Therefore, the sequence of largest reachable tile values for the semiprime game on an \( n \)-cell board is a bona fide infinite sequence: there is no board that lets you play forever. What is that sequence and how quickly does it grow? I have no idea, but presumably much more quickly than exponential in \( n^2 \).

Comments:

None:
2014-11-09T23:23:06Z

Regarding the sequence OEIS A018899, I think it grows at most like \( n^{O(n)} \), which is smaller than exponential in \( n^2 \). To see why, first it's easy to see that the number of 3-smooth integers less than or equal to \( M \) is about \( (\log M)^2. \) So the sum of \( n \) such integers has at most around \( (\log M)^{2n} \) possibilities. But that number of possibilities is less than \( M \) provided that say \( M = n^{4n} \) (and \( n \) is sufficiently large). So some positive integer less than or equal to \( M \) can't be written as the sum of \( n \) 3-smooth numbers.

-- Ravi Boppana

11011110:
2014-11-10T00:07:37Z

That makes more sense, thanks. Of course, it's only an upper bound; we still don't have a lower bound showing that all sufficiently smaller numbers can be written as a sum in this way.

None:
2014-11-10T02:10:03Z

Right, my argument above was only an upper bound. Reading the reference in the OEIS entry, it looks like \( n^{\Omega(n)} \) is also a lower bound.
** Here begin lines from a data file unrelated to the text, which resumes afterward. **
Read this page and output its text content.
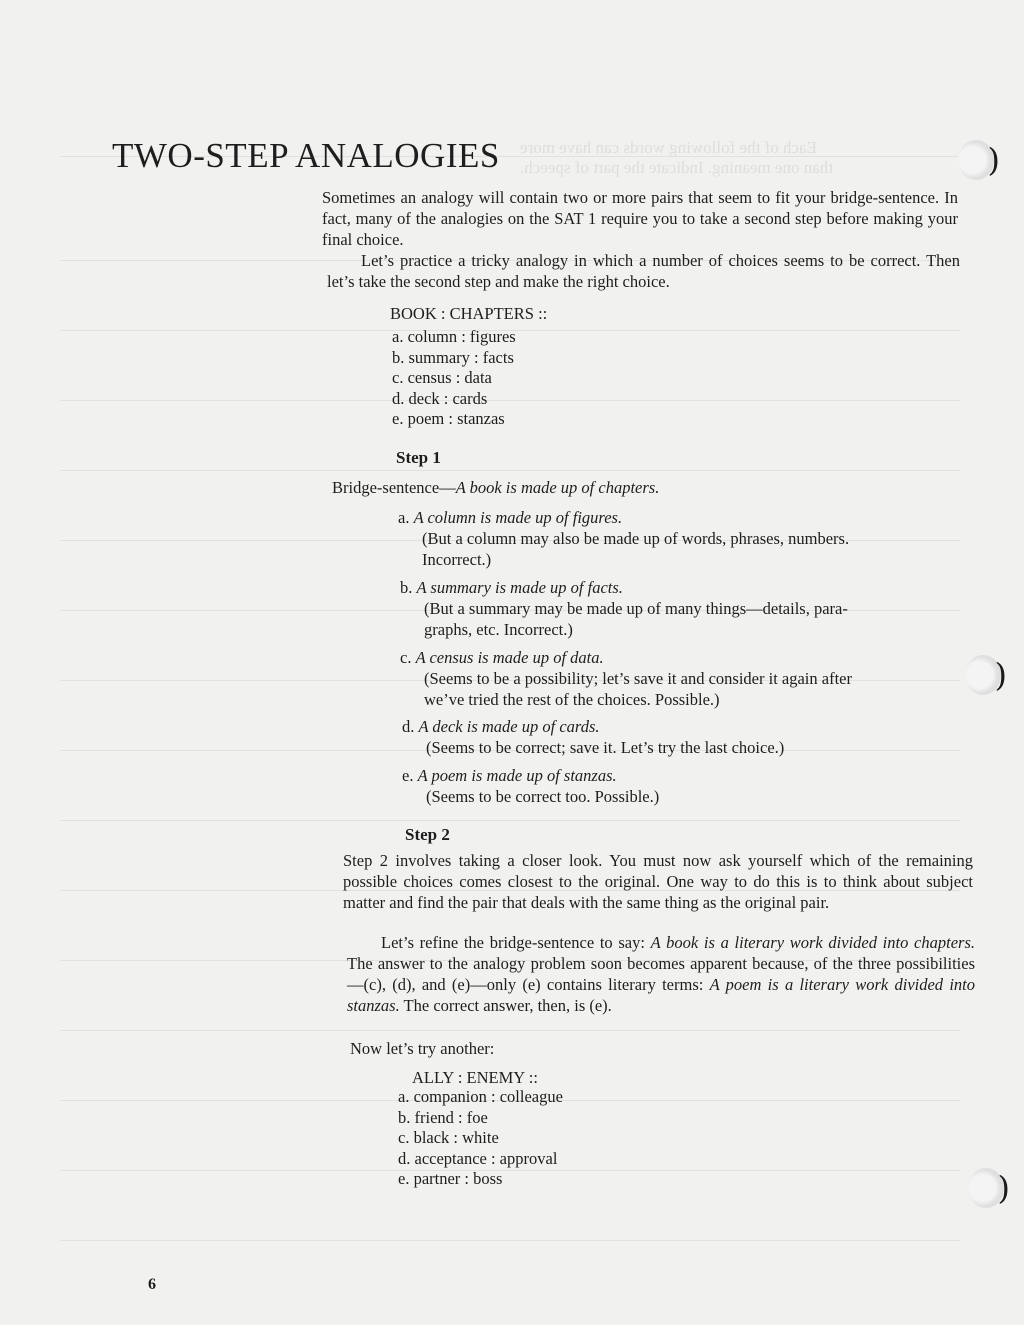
Each of the following words can have more
than one meaning. Indicate the part of speech.	)
)
)
TWO-STEP ANALOGIES

Sometimes an analogy will contain two or more pairs that seem to fit your bridge-sentence. In fact, many of the analogies on the SAT 1 require you to take a second step before making your final choice.

Let’s practice a tricky analogy in which a number of choices seems to be correct. Then let’s take the second step and make the right choice.

BOOK : CHAPTERS ::
a. column : figures
b. summary : facts
c. census : data
d. deck : cards
e. poem : stanzas
Step 1

Bridge-sentence—A book is made up of chapters.

a. A column is made up of figures.
(But a column may also be made up of words, phrases, numbers.
Incorrect.)
b. A summary is made up of facts.
(But a summary may be made up of many things—details, para-
graphs, etc. Incorrect.)
c. A census is made up of data.
(Seems to be a possibility; let’s save it and consider it again after
we’ve tried the rest of the choices. Possible.)
d. A deck is made up of cards.
(Seems to be correct; save it. Let’s try the last choice.)
e. A poem is made up of stanzas.
(Seems to be correct too. Possible.)
Step 2

Step 2 involves taking a closer look. You must now ask yourself which of the remaining possible choices comes closest to the original. One way to do this is to think about subject matter and find the pair that deals with the same thing as the original pair.

Let’s refine the bridge-sentence to say: A book is a literary work divided into chapters. The answer to the analogy problem soon becomes apparent because, of the three possibilities—(c), (d), and (e)—only (e) contains literary terms: A poem is a literary work divided into stanzas. The correct answer, then, is (e).

Now let’s try another:

ALLY : ENEMY ::
a. companion : colleague
b. friend : foe
c. black : white
d. acceptance : approval
e. partner : boss
6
Equivalently, every integer from \( 1 \) to \( M \) can be written as the sum of \( O(\log M/ \log \log M) \) 3-smooth numbers. The idea is that there is a 3-smooth integer just a little less than \( M \). Namely, a result of Tijdeman says that there is a 3-smooth number in between \( M - M/(\log M)^c \) and \( M \) (for some positive constant \( c \)). We can then iterate on the difference between \( M \) and this 3-smooth number. It's basically a greedy algorithm.
--Ravi